Il caso Cattelan sta diventando una puntata di «Zelig»

È nata male, finirà peggio. Anche se naturalmente ne parleranno tutti, secondo quella sperimentata strategia di marketing che ha creato e continua ad alimentare il fenomeno-Cattelan.
È dalla primavera scorsa, quando fu annunciata, che la mostra milanese dell’artista italiano più quotato nel mondo è al centro di una tempesta mediatica fatta di annunci, smentite, polemiche, cambi di programma, scontri politici e battaglie morali. Alla fine l’accordo tra Cattelan, il Comune di Milano, il sindaco, l’assessore alla Cultura, i vertici della la Curia e quelli della Borsa è stato trovato. Ma più che altro si tratta di un imbarazzante compromesso, dal quale tutti, a partire dal «sindaco di ferro» e dall’artista «ribelle», ne escono abbondantemente ridimensionati. Ma tant’è. L’evento ci sarà, ma più che una retrospettiva quella che si apre il 24 settembre è una mostriciattola: a Palazzo Reale sono solo tre le opere esposte, solo per un mese e con orario ridotto; mentre la celebre mano con il dito medio alzato rimarrà esposta in Piazza Affari appena dieci giorni.
Già così sembrava una farsa. Ma ora sembra di assistere a uno spettacolo di Zelig. Ieri il Comune di Milano ha bloccato l’affissione dei manifesti che avrebbero dovuto pubblicizzare la mostra sui muri della città: l’immagine dell’opera di Cattelan rappresentante un Hitler inginocchiato (un “pezzo” che peraltro neppure sarà esposto) è considerata offensiva. La comunità ebraica ha già avanzato ufficiale protesta. E lo stesso assessore alla Cultura, Massimiliano Finazzer Flory, ha riconosciuto le perplessità sollevate da una parte dell’opinione pubblica, confermando che i poster non saranno affissi, pur trovando «infelice» la contrapposizione tra valutazione etica ed estetica.
Sembra una commedia di Feydeau. Uno che entra, uno che esce, tutti che recitano una battuta. Maurizio Cadeo, assessore all’Arredo Urbano, fa notare che: «La libertà espressiva non può offendere la sensibilità delle persone». Oliviero Toscani, altro genio della comunicazione, ha detto invece che se fosse Cattelan a questo punto non farebbe più la mostra: «Non ci si può fare condizionare da quattro imbecilli messi là dalla tessera di partito o dall’ignoranza di chi amministra». E a proposito dei manifesti hitleriani ritenuti offensivi del decoro: «Ma decoro di cosa? - ha commentato - L’arte deve offendere il decoro.

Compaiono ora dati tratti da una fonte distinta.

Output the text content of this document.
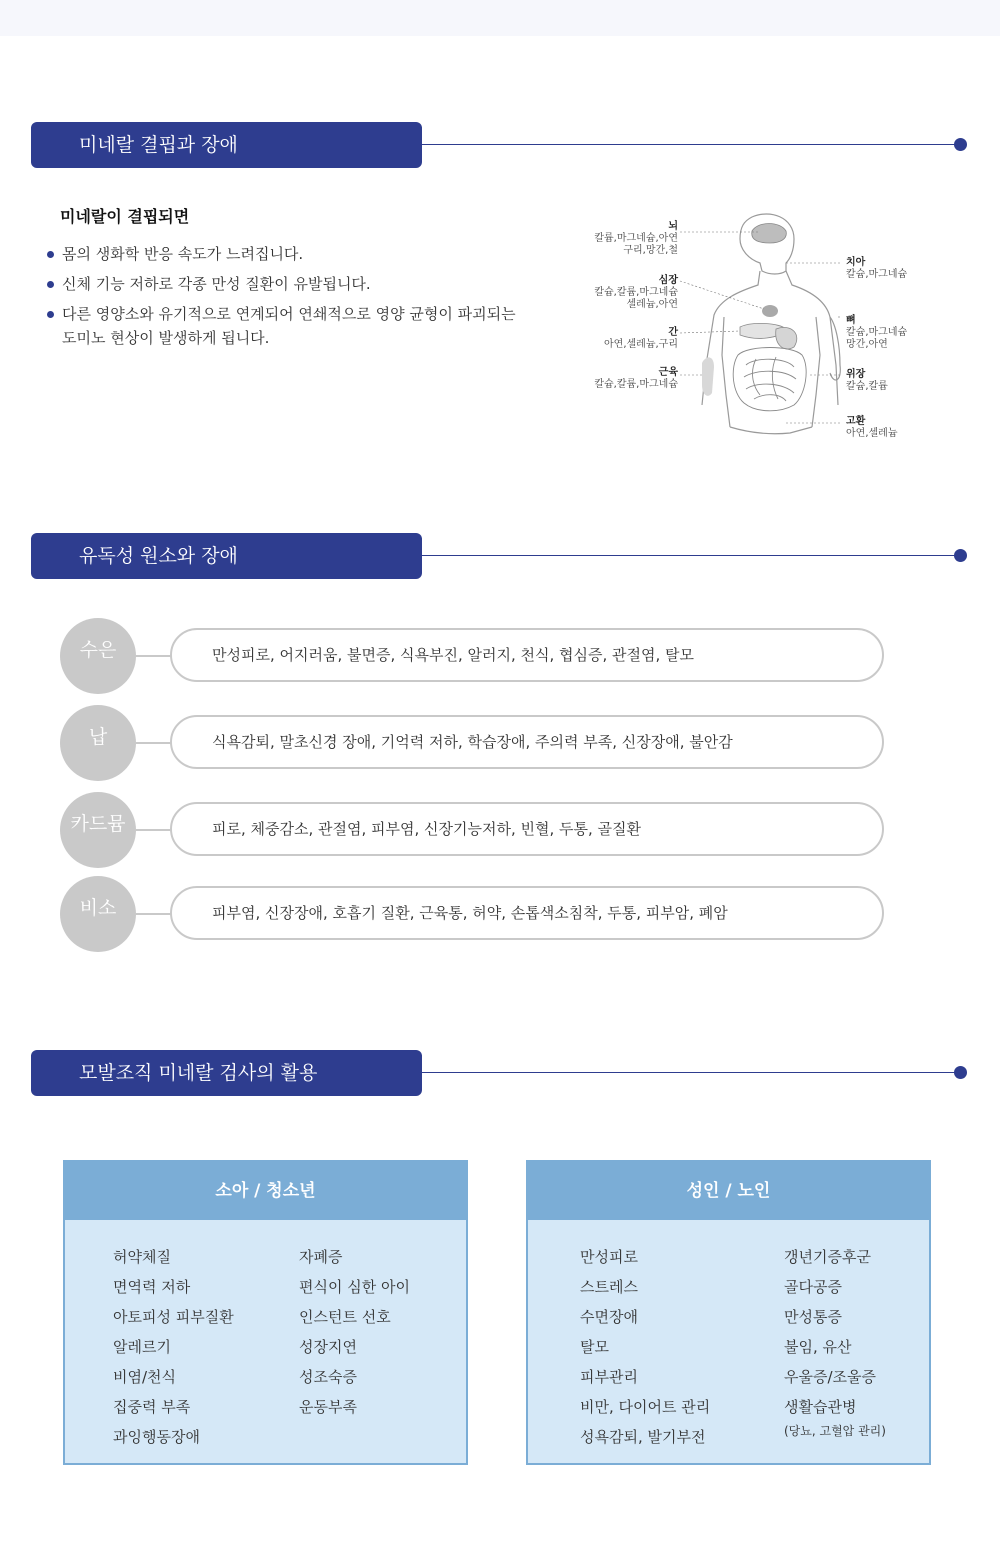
미네랄 결핍과 장애
미네랄이 결핍되면
몸의 생화학 반응 속도가 느려집니다.
신체 기능 저하로 각종 만성 질환이 유발됩니다.
다른 영양소와 유기적으로 연계되어 연쇄적으로 영양 균형이 파괴되는
도미노 현상이 발생하게 됩니다.
뇌
칼륨,마그네슘,아연
구리,망간,철
심장
칼슘,칼륨,마그네슘
셀레늄,아연
간
아연,셀레늄,구리
근육
칼슘,칼륨,마그네슘
치아
칼슘,마그네슘
뼈
칼슘,마그네슘
망간,아연
위장
칼슘,칼륨
고환
아연,셀레늄
유독성 원소와 장애
수은	만성피로, 어지러움, 불면증, 식욕부진, 알러지, 천식, 협심증, 관절염, 탈모
납	식욕감퇴, 말초신경 장애, 기억력 저하, 학습장애, 주의력 부족, 신장장애, 불안감
카드뮴	피로, 체중감소, 관절염, 피부염, 신장기능저하, 빈혈, 두통, 골질환
비소	피부염, 신장장애, 호흡기 질환, 근육통, 허약, 손톱색소침착, 두통, 피부암, 폐암
모발조직 미네랄 검사의 활용
소아 / 청소년
허약체질
면역력 저하
아토피성 피부질환
알레르기
비염/천식
집중력 부족
과잉행동장애
자폐증
편식이 심한 아이
인스턴트 선호
성장지연
성조숙증
운동부족
성인 / 노인
만성피로
스트레스
수면장애
탈모
피부관리
비만, 다이어트 관리
성욕감퇴, 발기부전
갱년기증후군
골다공증
만성통증
불임, 유산
우울증/조울증
생활습관병
(당뇨, 고혈압 관리)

Se non offende il decoro non è arte». Conclusione: «Milano è ridicola, e chi fa una censura di questo tipo un imbecille».

Mentre Vittorio Sgarbi - uno che sa bene quanto sia difficile lavorare con la Moratti - ha consigliato a Cattelan di rinunciare alla mostra milanese invitandolo a esporre invece alla prossima Biennale di Venezia, di cui il critico è curatore del padiglione Italia: «O un artista è libero di esprimersi - ha detto Sgarbi - o è un impiegato». Un insulto che a Cattelan finora non aveva mai rivolto nessuno.
Il guaio è che da qui all’inaugurazione è ancora lunga.